TU Graz awards a sum of 1,000 euros to students, teaching staff and researchers who deal with aspects of gender and diversity in their research or teaching activities or who want to carry out continuing education in this field. The three women and two men were chosen by a jury consisting of Vice Rector for Research Horst Bischof, Cornelia Lex from TU Graz’s Institute of Automotive Engineering, Daniela Fuchs-Hanusch from the Equal Opportunities Working Group and Barbara Herz, head of the Gender Equality and Affirmative Action Office.
And the winners are:
In his master’s thesis “Evaluation of a training program for unusual attitudes and stall recovery in simulated and real flight” at the Institute of Mechanics, Bauer investigated the effect of a newly developed training programme on trainee pilots. Due to a methodological mix in the training modules which included gender-specific prerequisites and preferences, a better flight performance and enjoyable learning were facilitated.
Kratzer dealt with gender and women-sensitive planning in architecture in her master’s thesis “Women’s bathhouse” at the Institute of Construction and Design Principles. The thesis examined the question of localising gender in society and architecture in particular and was followed by a design of a bathhouse for women – independent of religious and cultural factors.
Kraut is a project university assistant at the Institute of Vehicle Safety. In her ongoing doctoral thesis “Human factors and vehicle dynamics in traffic-safety studies”, she is carrying out driving experiments on subjects of different gender and age, and with different driving experience and driving license classes. On top of this, she is reviewing accident statistics with relation to documented gender differences.
The doctoral thesis is meant to contribute to raising road traffic safety and to adapting traffic safety investigations in such a way that not only the road and its facilities, geometry and buildings are checked for faults, but also that a holistic main focus is placed on the interaction between road, people and vehicles.
Pirker was rewarded for her course “Game Design and Development II”. During the development of computer games, various groups of persons are often excluded. The course focused on game design errors and sexism and students were instructed to develop “inclusive games” for all. “It’s especially important for me that students understand how software products can be designed in an more attractive and integrated way. Here, it wasn’t especially about designing games for women, but rather designing games for EVERYBODY,” says Johanna Pirker, who works as a university assistant at the Institute of Interactive Systems and Data Science.
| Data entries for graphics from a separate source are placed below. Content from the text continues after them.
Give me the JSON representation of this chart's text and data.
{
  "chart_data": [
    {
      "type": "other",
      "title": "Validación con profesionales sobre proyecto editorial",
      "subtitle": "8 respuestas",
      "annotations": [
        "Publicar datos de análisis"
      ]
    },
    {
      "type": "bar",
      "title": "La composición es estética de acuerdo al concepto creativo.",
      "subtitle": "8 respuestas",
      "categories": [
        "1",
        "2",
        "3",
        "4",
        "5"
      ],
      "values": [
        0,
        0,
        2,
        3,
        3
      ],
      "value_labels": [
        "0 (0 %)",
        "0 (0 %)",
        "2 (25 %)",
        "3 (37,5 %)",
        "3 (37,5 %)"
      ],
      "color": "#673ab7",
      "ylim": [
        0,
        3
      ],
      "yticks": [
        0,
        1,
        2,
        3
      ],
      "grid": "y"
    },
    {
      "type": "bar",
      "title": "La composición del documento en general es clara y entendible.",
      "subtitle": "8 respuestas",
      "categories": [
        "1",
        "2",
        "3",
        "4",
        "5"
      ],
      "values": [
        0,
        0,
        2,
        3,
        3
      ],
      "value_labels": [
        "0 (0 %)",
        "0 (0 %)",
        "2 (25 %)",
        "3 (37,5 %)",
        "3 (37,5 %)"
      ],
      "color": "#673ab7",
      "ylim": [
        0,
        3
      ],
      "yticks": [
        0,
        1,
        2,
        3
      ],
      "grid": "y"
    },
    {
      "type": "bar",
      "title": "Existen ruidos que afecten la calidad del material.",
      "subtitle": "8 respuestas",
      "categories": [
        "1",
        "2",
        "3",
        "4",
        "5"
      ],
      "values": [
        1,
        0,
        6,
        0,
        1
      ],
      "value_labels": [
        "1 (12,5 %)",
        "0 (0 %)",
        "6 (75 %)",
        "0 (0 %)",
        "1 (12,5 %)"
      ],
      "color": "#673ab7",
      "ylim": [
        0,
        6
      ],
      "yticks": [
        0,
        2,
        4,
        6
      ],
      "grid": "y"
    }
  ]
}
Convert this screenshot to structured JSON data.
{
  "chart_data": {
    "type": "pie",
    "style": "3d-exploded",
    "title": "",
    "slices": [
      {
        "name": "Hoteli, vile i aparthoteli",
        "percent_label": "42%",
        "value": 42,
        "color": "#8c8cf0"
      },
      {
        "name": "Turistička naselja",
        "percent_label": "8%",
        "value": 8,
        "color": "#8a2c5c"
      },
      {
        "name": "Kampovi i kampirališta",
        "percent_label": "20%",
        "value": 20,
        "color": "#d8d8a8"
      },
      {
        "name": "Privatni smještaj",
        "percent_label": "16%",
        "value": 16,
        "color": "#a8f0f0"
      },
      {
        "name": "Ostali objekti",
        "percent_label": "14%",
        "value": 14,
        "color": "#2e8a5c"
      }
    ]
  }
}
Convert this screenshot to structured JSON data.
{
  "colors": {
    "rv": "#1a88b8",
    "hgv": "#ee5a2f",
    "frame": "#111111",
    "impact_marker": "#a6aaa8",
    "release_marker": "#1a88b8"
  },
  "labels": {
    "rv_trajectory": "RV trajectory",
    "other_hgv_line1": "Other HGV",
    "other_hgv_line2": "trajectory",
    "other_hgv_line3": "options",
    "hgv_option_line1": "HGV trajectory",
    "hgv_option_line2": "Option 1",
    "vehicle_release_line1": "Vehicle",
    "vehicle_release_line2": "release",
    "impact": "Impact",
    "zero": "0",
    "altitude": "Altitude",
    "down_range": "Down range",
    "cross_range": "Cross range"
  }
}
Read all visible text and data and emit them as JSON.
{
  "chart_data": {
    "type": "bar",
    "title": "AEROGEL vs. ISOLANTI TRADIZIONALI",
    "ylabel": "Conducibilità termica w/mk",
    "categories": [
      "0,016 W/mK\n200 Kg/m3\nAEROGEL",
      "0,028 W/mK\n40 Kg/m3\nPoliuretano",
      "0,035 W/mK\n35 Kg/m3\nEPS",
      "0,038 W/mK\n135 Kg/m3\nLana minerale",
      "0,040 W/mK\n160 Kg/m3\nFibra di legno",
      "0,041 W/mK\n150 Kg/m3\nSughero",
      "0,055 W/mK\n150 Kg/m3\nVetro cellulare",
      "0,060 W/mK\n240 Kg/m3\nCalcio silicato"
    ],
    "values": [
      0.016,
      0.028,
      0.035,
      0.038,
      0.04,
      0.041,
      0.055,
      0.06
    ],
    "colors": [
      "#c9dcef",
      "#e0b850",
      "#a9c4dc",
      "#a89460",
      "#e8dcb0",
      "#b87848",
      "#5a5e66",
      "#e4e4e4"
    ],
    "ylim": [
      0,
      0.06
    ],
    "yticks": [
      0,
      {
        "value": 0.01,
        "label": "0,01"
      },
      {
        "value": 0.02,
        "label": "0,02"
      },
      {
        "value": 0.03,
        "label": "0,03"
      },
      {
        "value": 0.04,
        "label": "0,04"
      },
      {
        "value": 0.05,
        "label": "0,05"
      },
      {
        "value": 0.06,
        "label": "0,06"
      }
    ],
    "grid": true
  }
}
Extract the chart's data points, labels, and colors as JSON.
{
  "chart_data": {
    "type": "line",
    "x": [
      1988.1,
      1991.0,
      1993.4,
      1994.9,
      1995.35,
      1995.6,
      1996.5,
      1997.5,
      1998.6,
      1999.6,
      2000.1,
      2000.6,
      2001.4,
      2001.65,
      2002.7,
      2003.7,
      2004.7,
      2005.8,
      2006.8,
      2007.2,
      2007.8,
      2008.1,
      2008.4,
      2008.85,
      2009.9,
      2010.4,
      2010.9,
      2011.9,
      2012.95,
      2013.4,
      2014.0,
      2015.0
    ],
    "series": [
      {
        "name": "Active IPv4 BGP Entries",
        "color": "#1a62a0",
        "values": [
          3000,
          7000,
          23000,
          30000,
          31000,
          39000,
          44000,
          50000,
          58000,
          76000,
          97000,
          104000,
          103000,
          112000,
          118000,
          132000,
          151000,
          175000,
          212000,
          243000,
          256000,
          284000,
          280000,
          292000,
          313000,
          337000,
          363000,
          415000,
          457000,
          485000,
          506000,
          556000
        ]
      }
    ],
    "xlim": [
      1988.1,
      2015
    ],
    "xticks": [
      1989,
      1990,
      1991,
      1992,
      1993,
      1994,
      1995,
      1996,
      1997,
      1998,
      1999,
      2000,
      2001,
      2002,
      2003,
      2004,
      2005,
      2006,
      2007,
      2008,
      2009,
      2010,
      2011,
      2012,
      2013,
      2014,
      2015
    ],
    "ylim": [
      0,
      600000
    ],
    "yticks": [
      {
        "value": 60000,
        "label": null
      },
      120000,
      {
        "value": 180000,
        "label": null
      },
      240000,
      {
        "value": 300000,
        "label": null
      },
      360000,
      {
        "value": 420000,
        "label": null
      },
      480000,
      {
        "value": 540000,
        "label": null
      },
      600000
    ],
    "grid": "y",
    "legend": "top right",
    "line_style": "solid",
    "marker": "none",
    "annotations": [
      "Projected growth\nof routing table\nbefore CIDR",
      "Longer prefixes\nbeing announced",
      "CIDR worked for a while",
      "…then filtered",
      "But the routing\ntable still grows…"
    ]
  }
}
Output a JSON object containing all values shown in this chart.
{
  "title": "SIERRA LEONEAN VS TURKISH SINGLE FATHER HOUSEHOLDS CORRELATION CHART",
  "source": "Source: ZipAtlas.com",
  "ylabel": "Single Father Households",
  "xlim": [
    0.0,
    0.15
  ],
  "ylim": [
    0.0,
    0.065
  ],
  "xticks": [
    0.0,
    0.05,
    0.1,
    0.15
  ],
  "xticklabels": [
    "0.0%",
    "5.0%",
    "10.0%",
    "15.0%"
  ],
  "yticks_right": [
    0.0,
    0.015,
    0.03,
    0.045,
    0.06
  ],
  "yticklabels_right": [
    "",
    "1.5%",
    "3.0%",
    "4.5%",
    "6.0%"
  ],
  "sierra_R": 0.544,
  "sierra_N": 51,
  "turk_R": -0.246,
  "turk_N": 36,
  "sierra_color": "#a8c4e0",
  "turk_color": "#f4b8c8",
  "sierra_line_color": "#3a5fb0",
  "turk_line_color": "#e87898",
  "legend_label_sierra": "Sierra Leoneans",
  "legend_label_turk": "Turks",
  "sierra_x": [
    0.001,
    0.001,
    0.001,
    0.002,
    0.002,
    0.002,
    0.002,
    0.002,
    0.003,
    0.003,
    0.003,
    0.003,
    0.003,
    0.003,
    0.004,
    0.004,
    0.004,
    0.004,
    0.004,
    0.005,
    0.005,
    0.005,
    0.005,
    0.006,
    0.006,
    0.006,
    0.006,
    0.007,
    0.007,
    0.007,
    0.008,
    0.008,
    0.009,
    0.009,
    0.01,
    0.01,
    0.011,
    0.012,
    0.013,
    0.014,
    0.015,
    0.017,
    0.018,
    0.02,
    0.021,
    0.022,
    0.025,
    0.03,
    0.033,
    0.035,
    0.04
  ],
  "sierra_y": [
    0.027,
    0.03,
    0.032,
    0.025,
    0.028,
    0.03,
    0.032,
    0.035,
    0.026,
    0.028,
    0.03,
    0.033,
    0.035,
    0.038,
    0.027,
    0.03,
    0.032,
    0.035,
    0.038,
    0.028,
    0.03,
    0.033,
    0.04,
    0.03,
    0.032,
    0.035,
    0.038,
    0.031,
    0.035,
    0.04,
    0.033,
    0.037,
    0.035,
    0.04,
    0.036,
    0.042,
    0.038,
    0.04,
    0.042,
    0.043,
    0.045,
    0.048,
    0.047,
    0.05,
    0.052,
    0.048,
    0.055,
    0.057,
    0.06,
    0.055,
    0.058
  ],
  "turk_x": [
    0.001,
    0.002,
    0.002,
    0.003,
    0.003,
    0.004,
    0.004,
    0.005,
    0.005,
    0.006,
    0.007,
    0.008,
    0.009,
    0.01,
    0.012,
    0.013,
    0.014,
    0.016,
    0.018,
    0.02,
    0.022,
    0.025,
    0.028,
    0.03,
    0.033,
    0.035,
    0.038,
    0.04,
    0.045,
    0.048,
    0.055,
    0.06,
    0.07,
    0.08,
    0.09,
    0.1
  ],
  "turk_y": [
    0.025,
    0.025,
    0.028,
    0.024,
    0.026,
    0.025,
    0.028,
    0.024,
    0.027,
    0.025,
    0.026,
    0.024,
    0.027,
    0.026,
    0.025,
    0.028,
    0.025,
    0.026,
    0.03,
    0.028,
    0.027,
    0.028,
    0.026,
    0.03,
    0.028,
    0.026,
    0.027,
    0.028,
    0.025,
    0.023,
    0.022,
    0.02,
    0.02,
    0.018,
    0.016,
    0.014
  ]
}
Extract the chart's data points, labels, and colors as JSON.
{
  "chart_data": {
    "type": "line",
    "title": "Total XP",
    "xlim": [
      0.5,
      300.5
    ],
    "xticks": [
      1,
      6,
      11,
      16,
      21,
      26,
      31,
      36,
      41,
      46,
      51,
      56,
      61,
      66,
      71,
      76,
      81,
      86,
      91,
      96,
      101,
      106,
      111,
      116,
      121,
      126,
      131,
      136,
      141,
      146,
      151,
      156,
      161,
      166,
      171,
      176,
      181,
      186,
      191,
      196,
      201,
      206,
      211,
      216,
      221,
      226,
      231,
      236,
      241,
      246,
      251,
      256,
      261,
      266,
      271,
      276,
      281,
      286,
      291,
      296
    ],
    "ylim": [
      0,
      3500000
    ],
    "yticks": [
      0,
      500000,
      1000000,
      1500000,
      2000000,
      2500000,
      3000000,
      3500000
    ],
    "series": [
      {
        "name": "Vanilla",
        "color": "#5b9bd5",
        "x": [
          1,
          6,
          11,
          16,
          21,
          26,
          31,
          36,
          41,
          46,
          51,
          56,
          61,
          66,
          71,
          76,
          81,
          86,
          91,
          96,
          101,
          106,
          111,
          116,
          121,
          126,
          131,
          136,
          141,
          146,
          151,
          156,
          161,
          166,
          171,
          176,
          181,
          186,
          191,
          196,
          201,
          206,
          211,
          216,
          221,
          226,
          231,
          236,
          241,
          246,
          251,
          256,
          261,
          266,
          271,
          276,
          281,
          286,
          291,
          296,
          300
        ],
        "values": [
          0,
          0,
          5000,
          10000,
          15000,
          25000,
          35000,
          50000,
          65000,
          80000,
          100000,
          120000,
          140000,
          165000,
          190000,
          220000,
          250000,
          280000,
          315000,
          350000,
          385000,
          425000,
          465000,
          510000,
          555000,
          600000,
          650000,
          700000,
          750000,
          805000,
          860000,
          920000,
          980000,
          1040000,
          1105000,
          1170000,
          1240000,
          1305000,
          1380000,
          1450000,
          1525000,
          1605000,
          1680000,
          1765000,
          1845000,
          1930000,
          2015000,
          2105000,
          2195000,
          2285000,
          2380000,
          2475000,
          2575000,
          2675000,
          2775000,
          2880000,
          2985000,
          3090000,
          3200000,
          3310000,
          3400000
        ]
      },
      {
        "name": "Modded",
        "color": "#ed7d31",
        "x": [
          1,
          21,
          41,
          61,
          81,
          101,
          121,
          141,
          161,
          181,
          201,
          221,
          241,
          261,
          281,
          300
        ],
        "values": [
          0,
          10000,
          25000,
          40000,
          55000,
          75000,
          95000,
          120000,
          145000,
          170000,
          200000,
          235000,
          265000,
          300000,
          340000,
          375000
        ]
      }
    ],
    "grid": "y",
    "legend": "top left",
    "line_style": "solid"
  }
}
Wolf won a prize for his conference article “Age in industry – current and future industrial challenges: demographic change and measures for elderly workers in Industry 4.0" for the “International Conference Management of Technology" in Dubrovnik. In it he proposed that jobs in industry are not optimally oriented to older employees. Matthias Wolf, who is a university assistant, also deals with this topic in the framework of his research activities at the Institute of Innovation and Industrial Management.